Principle and Prudence in Western Political Thought by Lynch Christopher Marks Jonathan
Author:Lynch, Christopher,Marks, Jonathan
Language: eng
Format: epub
Publisher: State University of New York Press
Published: 2016-03-05T16:00:00+00:00
II. THE EPICUREAN, THE STOIC, AND THE PLATONIST
“The Epicurean,” with the subtitle “or, the man of elegance and pleasure,” begins with the claim that “it is the great mortification of the vanity of man, that his utmost art and industry can never equal the meanest of nature’s productions, either for beauty or value.” Even within the realm of poetry and art, the most beauty is found in “the force and happy influence of nature.” It is not through following rules of art that genius achieves works of divine harmony. In the conduct of life we find happiness not through the severe precepts of reason, imposed by philosophers who achieve only “artificial happiness,” but by the obedience to “the springs or principles which nature has implanted” in us (138–40). “Happiness implies ease, contentment, repose and pleasure, not watchfulness, care, fatigue.” With a nod to Lucretius, the speaker writes: “But see, propitious to my wishes, the divine, the amiable Pleasure, the supreme love of Gods and men, advances towards me” (141). “In my own passions and inclinations … I read the dictates of nature.” Wandering into a dark grove, the speaker encounters “the charming Caelia, the mistress of my wishes,” and more than hints at the delights of sexual pleasure. Yet experience shows that sensual pleasure unassisted by virtue leads to boredom and satiety. The greatest pleasures are those of “cheerful discourses,” not to be confused with “the formal reasoning of the schools.” Not Bacchus but “the sprightly muses” maintain a regime of peace, harmony, and concord. Lest thoughts of mortality cause some lessening of the pleasure, we should dwell in the present and think of death as mere extinction. “We shall be as if we had never been” and our fruitless anxieties “shall all be swallowed up and lost.” Those still seeking solace for human transience may find it in the idea that “if any governing mind preside, he must be pleased to see us fulfill the ends of our being, and enjoy that pleasure for which alone we are created” (145). Supported by a deity friendly to pleasure, this philosophy affords “an unbounded loose to love and jollity.”

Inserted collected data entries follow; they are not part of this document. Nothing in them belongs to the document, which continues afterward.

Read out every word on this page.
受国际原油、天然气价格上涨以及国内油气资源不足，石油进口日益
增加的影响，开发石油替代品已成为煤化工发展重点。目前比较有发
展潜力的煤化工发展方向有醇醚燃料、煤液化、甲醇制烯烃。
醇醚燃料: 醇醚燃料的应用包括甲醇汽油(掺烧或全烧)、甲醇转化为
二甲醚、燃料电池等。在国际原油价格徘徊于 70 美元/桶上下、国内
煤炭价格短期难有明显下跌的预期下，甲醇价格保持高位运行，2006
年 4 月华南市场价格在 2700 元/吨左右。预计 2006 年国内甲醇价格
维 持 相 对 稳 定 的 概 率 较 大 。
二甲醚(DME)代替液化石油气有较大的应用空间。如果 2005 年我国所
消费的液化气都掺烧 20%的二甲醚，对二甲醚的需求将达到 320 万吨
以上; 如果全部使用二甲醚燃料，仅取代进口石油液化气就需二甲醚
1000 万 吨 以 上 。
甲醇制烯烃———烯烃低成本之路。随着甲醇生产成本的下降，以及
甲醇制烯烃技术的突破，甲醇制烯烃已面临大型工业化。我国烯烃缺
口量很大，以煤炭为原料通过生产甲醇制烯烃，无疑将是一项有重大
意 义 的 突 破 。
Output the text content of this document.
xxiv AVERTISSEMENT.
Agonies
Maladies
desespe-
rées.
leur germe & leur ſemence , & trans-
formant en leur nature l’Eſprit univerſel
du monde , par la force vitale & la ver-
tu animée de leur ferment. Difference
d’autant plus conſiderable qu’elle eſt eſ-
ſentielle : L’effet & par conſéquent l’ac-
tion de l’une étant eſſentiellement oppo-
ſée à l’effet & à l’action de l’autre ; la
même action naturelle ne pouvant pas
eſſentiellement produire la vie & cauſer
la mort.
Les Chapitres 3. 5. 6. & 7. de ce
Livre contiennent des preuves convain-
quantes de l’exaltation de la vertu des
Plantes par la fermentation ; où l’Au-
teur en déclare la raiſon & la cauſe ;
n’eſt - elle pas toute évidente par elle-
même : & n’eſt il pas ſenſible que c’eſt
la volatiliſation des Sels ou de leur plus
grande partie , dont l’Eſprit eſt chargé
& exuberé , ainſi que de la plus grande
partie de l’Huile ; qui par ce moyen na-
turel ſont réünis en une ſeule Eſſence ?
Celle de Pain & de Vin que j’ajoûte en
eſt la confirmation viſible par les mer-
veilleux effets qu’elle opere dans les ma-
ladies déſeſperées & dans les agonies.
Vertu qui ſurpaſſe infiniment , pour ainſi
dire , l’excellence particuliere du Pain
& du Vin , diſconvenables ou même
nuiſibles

“The Stoic,” with the subtitle “or, the man of action and virtue,” argues that the Epicurean gives little attention to the distinctive human situation. The “celestial spirit” of the human, which has an affinity with superior beings, cannot lie “lethargic or idle,” but nature urges it “by necessity to employ, on every emergence, the utmost art and industry” (146–47). Human needs are not supplied by nature, and man, being born “naked and indigent to the rude elements” can subsist only through his own care and vigilance. Nature furnishes only “rude and unfinished” materials which human industry refines. For the sake of the great end of all human industry, happiness, were societies, laws, arts, and sciences invented by the profound wisdom of legislators and patriots (148). The highest work of art is the man of virtue, the true philosopher, who governs his appetites, subdues his passions, and whose reason sets a just value on things.